By default it also runs **Data URL extraction** (same logic as `extract-data-urls.py`):
- finds `url(data:...)` values
- moves them into a separate `:root { --... }` vars file
- rewrites the formatted CSS to reference them via `var(--...)` and adds an `@import` for the vars file

### How to run (Windows / PowerShell)
If `--output` is omitted, it writes `<input_stem>_formatted.css` next to the input file.

```powershell
python .\scripts\format-css.py --input "tests-local\esig.smoke.css"
```

Example with explicit output + indent:

```powershell
python .\scripts\format-css.py --input "tests-local\esig.smoke.css" --output "tests-local\esig.smoke_formatted.css" --indent 2
```

### Options
- `-i, --input`: Path to the CSS file to format.
- `-o, --output`: Where to write the formatted CSS (default: `<input>_formatted.css`).
- `--indent`: Spaces per indent level (default: `2`).
- `--no-extract-data-urls`: Disable Data URL extraction (formatting only).
- `--data-urls-vars-output`: Where to write extracted vars CSS (default: `<output_stem>_dataurls-vars.css`).
- `--data-urls-min-var-url-length`: Threshold for moving existing `:root` vars (default: `500`).

Full CLI help:

```powershell
python .\scripts\format-css.py --help
```

### Notes / limitations
- This formatter is **not a full CSS parser**; it may normalize whitespace and is intended for readability.

## `extract-data-urls.py`

### What it does
Scans a CSS file for `url(data:...)` usages, **moves those data URLs into a separate CSS file as custom properties**, and rewrites the main CSS to reference them via `var(--...)`.

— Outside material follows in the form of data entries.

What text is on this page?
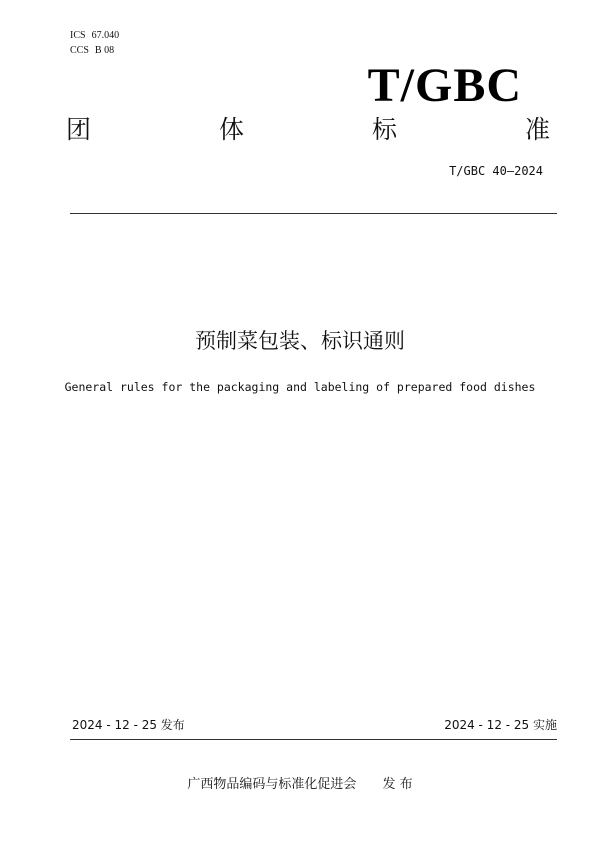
ICS 67.040
CCS B 08
T/GBC
团	体	标	准
T/GBC 40—2024
预制菜包装、标识通则
General rules for the packaging and labeling of prepared food dishes
2024 - 12 - 25 发布	2024 - 12 - 25 实施
广西物品编码与标准化促进会 发 布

It can also move existing `:root` custom properties (like `--sf-img-*`) into the vars file when their `data:` URL exceeds a configurable length threshold.

### How to run (Windows / PowerShell)

```powershell
python .\scripts\extract-data-urls.py --input "tests-local\esig.smoke_formatted.css" --output "tests-local\esig.smoke_no-dataurls.css" --vars-output "tests-local\esig.smoke_dataurls-vars.css"
```

By default, it also inserts an `@import` at the top of the rewritten CSS so the vars file is loaded automatically.

You can also run via npm:

```powershell
npm run extract:data-urls
npm run extract:data-urls:help
```

### Options
- `-i, --input`: Path to the CSS file to process.
- `-o, --output`: Where to write the rewritten CSS (default: `<input>_dataurls_extracted.css`).
- `--vars-output`: Where to write extracted CSS custom properties (default: `<output>_vars.css`).
- `--min-var-url-length`: Only move existing `:root` custom properties into the vars file if the `data:` URL length is >= this value (default: `500`).
- `--var-prefix`: Prefix used for generated custom properties (default: `data-url` → names like `--data-url-...`).
- `--no-import`: Do not insert an `@import` into the rewritten CSS.
- `--import-href`: Override the href used in the inserted `@import`.

Full CLI help:

```powershell
python .\scripts\extract-data-urls.py --help
```

### Notes / limitations
- Best-effort parsing (like the other formatters). Works well for typical “minified + embedded assets” CSS, but it’s not a full CSS AST parser.